Santiago, a young shepherd boy, is someone who likes to be on the move. He travels from his homeland in Spain to the Egyptian desert searching for treasure buried in the pyramids. Along the way he meets many people who help to point him in the right direction and, more importantly, seek to instruct him about life and finding himself so he is more able to find his treasure.
There are some beautiful ideas and images presented in this book, namely the 'Personal Legend'. We each have our own Personal Legend - kind of like fate - that only we can live out, and it is those who live out their Personal Legends who become truly happy.

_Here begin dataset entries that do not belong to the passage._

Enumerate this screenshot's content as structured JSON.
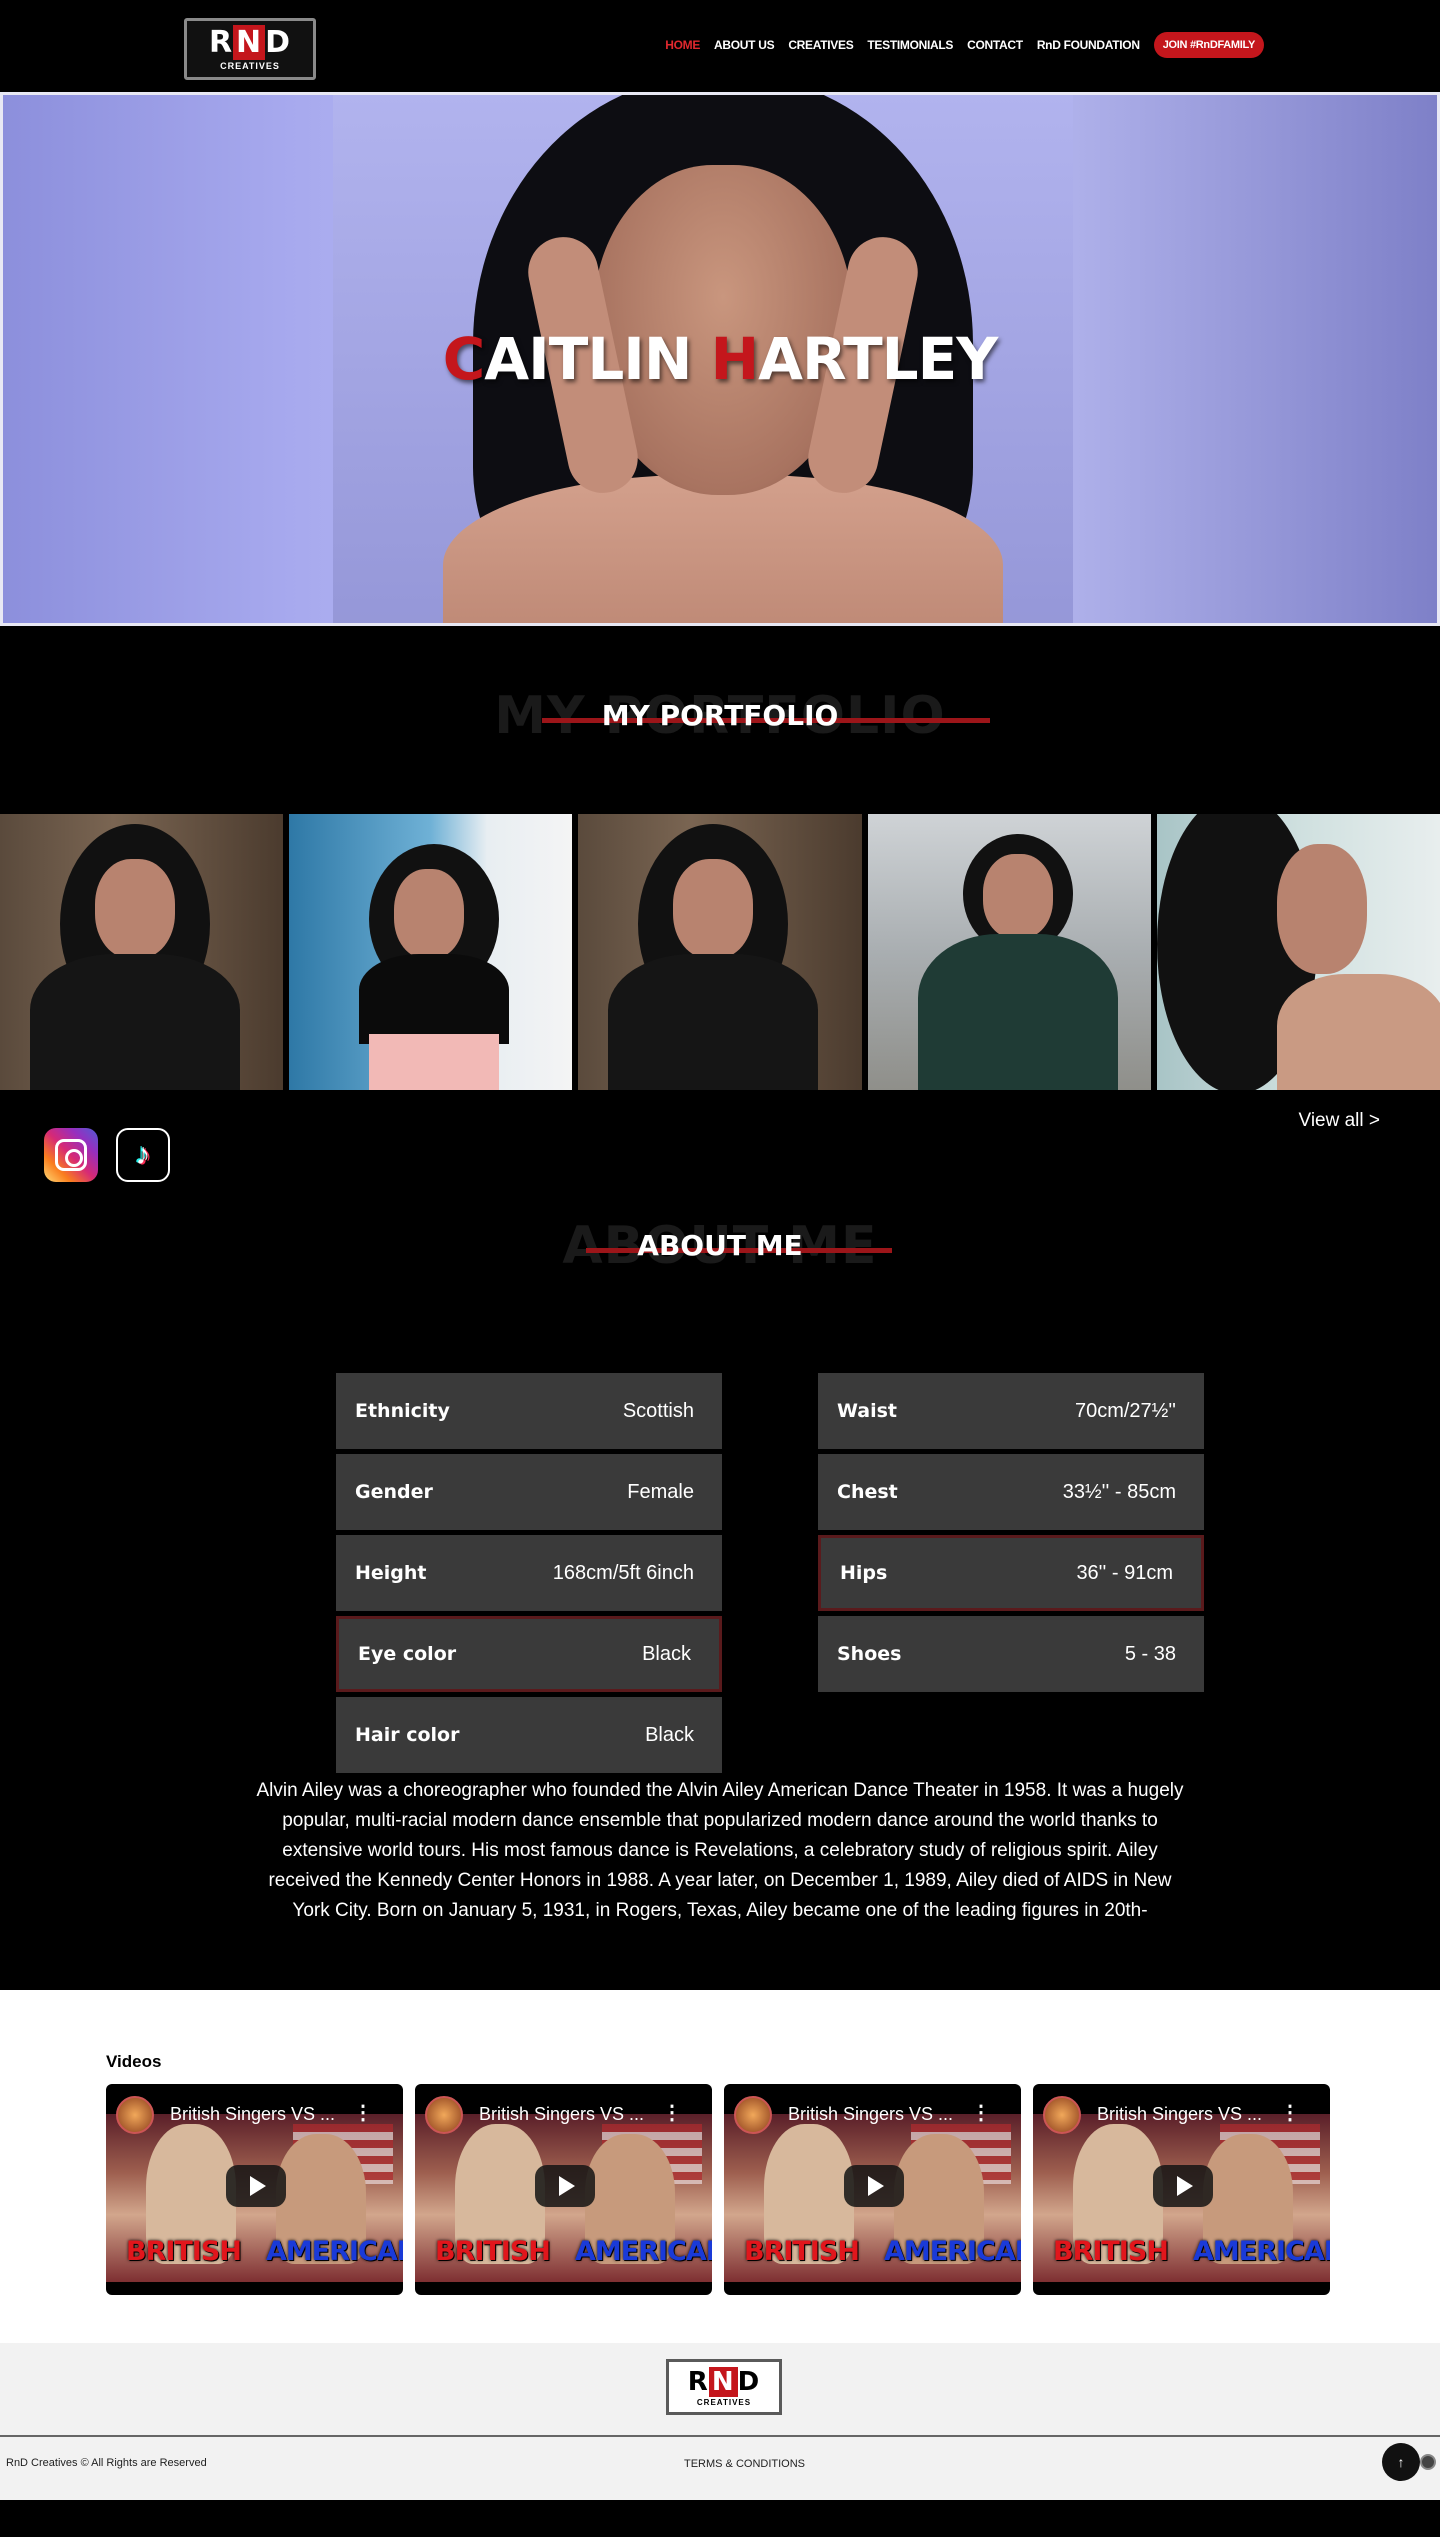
{
  "header": {
    "logo_letters": [
      "R",
      "N",
      "D"
    ],
    "logo_sub": "CREATIVES",
    "nav": [
      {
        "label": "HOME",
        "active": true
      },
      {
        "label": "ABOUT US"
      },
      {
        "label": "CREATIVES"
      },
      {
        "label": "TESTIMONIALS"
      },
      {
        "label": "CONTACT"
      },
      {
        "label": "RnD FOUNDATION"
      }
    ],
    "join_label": "JOIN #RnDFAMILY"
  },
  "hero": {
    "first_initial": "C",
    "first_rest": "AITLIN",
    "last_initial": "H",
    "last_rest": "ARTLEY"
  },
  "portfolio": {
    "title": "MY PORTFOLIO",
    "ghost": "MY PORTFOLIO",
    "photo_count": 5,
    "view_all": "View all >",
    "social": [
      {
        "icon": "instagram-icon"
      },
      {
        "icon": "tiktok-icon"
      }
    ]
  },
  "about": {
    "title": "ABOUT ME",
    "ghost": "ABOUT ME",
    "left_stats": [
      {
        "label": "Ethnicity",
        "value": "Scottish"
      },
      {
        "label": "Gender",
        "value": "Female"
      },
      {
        "label": "Height",
        "value": "168cm/5ft 6inch"
      },
      {
        "label": "Eye color",
        "value": "Black"
      },
      {
        "label": "Hair color",
        "value": "Black"
      }
    ],
    "right_stats": [
      {
        "label": "Waist",
        "value": "70cm/27½''"
      },
      {
        "label": "Chest",
        "value": "33½'' - 85cm"
      },
      {
        "label": "Hips",
        "value": "36'' - 91cm"
      },
      {
        "label": "Shoes",
        "value": "5 - 38"
      }
    ],
    "bio": "Alvin Ailey was a choreographer who founded the Alvin Ailey American Dance Theater in 1958. It was a hugely popular, multi-racial modern dance ensemble that popularized modern dance around the world thanks to extensive world tours. His most famous dance is Revelations, a celebratory study of religious spirit. Ailey received the Kennedy Center Honors in 1988. A year later, on December 1, 1989, Ailey died of AIDS in New York City. Born on January 5, 1931, in Rogers, Texas, Ailey became one of the leading figures in 20th-"
  },
  "videos": {
    "heading": "Videos",
    "items": [
      {
        "title": "British Singers VS ...",
        "caption_left": "BRITISH",
        "caption_right": "AMERICAN"
      },
      {
        "title": "British Singers VS ...",
        "caption_left": "BRITISH",
        "caption_right": "AMERICAN"
      },
      {
        "title": "British Singers VS ...",
        "caption_left": "BRITISH",
        "caption_right": "AMERICAN"
      },
      {
        "title": "British Singers VS ...",
        "caption_left": "BRITISH",
        "caption_right": "AMERICAN"
      }
    ]
  },
  "footer": {
    "copyright": "RnD Creatives © All Rights are Reserved",
    "terms": "TERMS & CONDITIONS",
    "top_glyph": "↑"
  },
  "colors": {
    "accent": "#c4161c",
    "panel": "#3a3a3a"
  }
}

One of the people that Santiago meets is a merchant who deals in crystals. He is a devout Muslim and talks to Santiago about going on pilgrimage to Mecca, though he seems to have no intention of actually doing it. He says, "...it's the thought of Mecca that keeps me alive...I'm afraid that if my dream is realized, I'll have no reason to go on living." Later in the book, Santiago remembers this and is sad, because it is in his journey to find his treasure that he learns much about the world and himself - something that is not an option to the merchant because the merchant is not brave enough to try and live out his Personal Legend.

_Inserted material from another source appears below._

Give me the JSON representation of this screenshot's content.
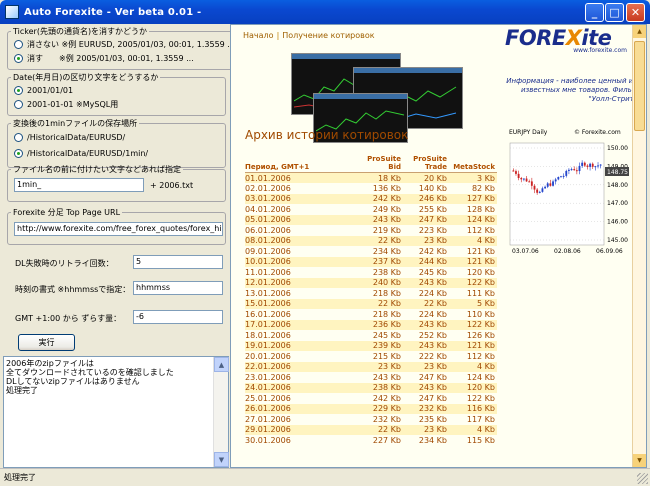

In the desert Santiago meets the eponymous Alchemist. He tells Santiago of the Philosopher's Stone and the Elixir of Life, but warns him that those whom have tried to make a Philosopher's Stone just to learn how to turn metal into gold have failed. They only wanted the treasure instead of trying to live out their Personal Legend - i.e. living their lives to the full. (This part makes more sense in context!) The things that the Alchemist stresses to Santiago as being more important are learning the Language of the World and connecting with the Soul of the World. He also teaches him to listen to his heart and pay heed to omens.
My favourite part of the book is in which Santiago is trying to turn himself into the wind, otherwise he'll be put to death by desert soldiers. He converses with the wind, the sun, and the hand that wrote all, and talks a great deal about love, which I found wonderfully uplifting and challenging at the same time:
"Love is the force that transforms and improves the Soul of the World...when we love, we always strive to become better than we are."
Simply put, this book is wonderful. Through the eyes of a young, adventurous shepherd boy, we learn a great deal about the world and spirituality, and are challenged to answer the questions that the Santiago is asked for ourselves.
In the end, the boy find his treasure. But that was not the most important thing. The important thing was his journey, because without his journey - in other words, living out his Personal Legend - he wouldn't have found his treasure, and he wouldn't have learned and connected with the world - not to mention the "hand that wrote it all".